Le plus grand mystère qui entoure Donatien Alphonse François de Sade est peut-être la vogue persistante de celui que Michel Foucault qualifiait d’« agent comptable des culs et de leurs équivalents[1. M. Foucault, Dits et écrits, tome II, p. 822, « Quarto », Gallimard, 2001.] », en dépit de l’immense ennui que suscite la lecture de son œuvre. Il n’est pas impossible que la réponse à cette énigme se trouve chez Sainte-Beuve, qui, dès 1843, notait dans la Revue des deux mondes que le divin marquis était, sur un mode clandestin, « l’un des (…) plus grands inspirateurs de nos modernes[2. Sade, Œuvres, tome I, p. 10, « Bibliothèque de la Pléiade », Gallimard, 1990.] ». Sainte-Beuve songeait certes aux romanciers de son temps, mais on pourrait poursuivre la piste et se demander si, au fond, Sade ne serait pas le prophète secret de notre « meilleur des mondes » à nous – cette néo-barbarie ultralibérale où, sur les ruines des règles mortes, de grands fauves se réclament de la liberté, de l’égalité et de la fraternité pour imposer le despotisme de leur plaisir.

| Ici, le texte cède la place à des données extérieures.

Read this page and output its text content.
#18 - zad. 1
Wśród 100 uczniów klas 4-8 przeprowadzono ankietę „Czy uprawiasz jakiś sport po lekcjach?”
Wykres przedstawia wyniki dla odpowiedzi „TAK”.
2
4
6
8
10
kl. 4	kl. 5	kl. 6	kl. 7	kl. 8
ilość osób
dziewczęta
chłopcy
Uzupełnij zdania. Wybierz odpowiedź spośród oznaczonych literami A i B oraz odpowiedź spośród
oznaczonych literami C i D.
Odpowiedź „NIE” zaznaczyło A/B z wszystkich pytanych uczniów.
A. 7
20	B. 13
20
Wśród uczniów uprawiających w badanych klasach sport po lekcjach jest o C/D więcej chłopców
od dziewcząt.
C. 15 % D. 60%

Le premier temps de la démarche sadienne consiste en effet à renverser, à détruire, en vue de « délivrer l’homme de toutes les formes transcendantes du pouvoir[3. H. Jallon, Sade, le corps constituant, p. 121, Michalon, 1997.] ». À supprimer les limites. Intercalée dans la (terrifiante) Philosophie dans le boudoir, sa fameuse profession de foi « Français, encore un effort si vous voulez être républicains » se lit, à cet égard, comme un véritable jeu de massacre, celui de toutes les références, de tous les repères sur lesquels était fondée la civilisation occidentale : Dieu, le père, la loi.[access capability= »lire_inedits »]

« Français » débute par une attaque d’une violence inouïe contre le christianisme, absurde – « laissez les dieux de farine aux souris[4. Sade, La Philosophie dans le boudoir, p 189, Édition des chimères, s.l.n.d.] » – et liberticide : « Cette puérile religion était une des meilleures armes aux mains des tyrans[5. Ibid., p. 191.]. » De là, sa nécessaire abolition : « L’extinction totale des cultes entre (…) dans les principes que nous propagerons dans l’Europe entière. Ne nous contentons pas de briser les sceptres ; pulvérisons à jamais les idoles[6. Ibid., p. 197.]. » Dans la réglementation délirante des 120 journées de Sodome, « le plus petit acte de religion de la part de l’un des sujets, quel qu’il puisse être, sera puni de mort[7. Sade, Œuvres, op. cit., t. I, p. 64.] », et « le nom de Dieu ne sera jamais prononcé qu’accompagné d’invectives et d’imprécations ».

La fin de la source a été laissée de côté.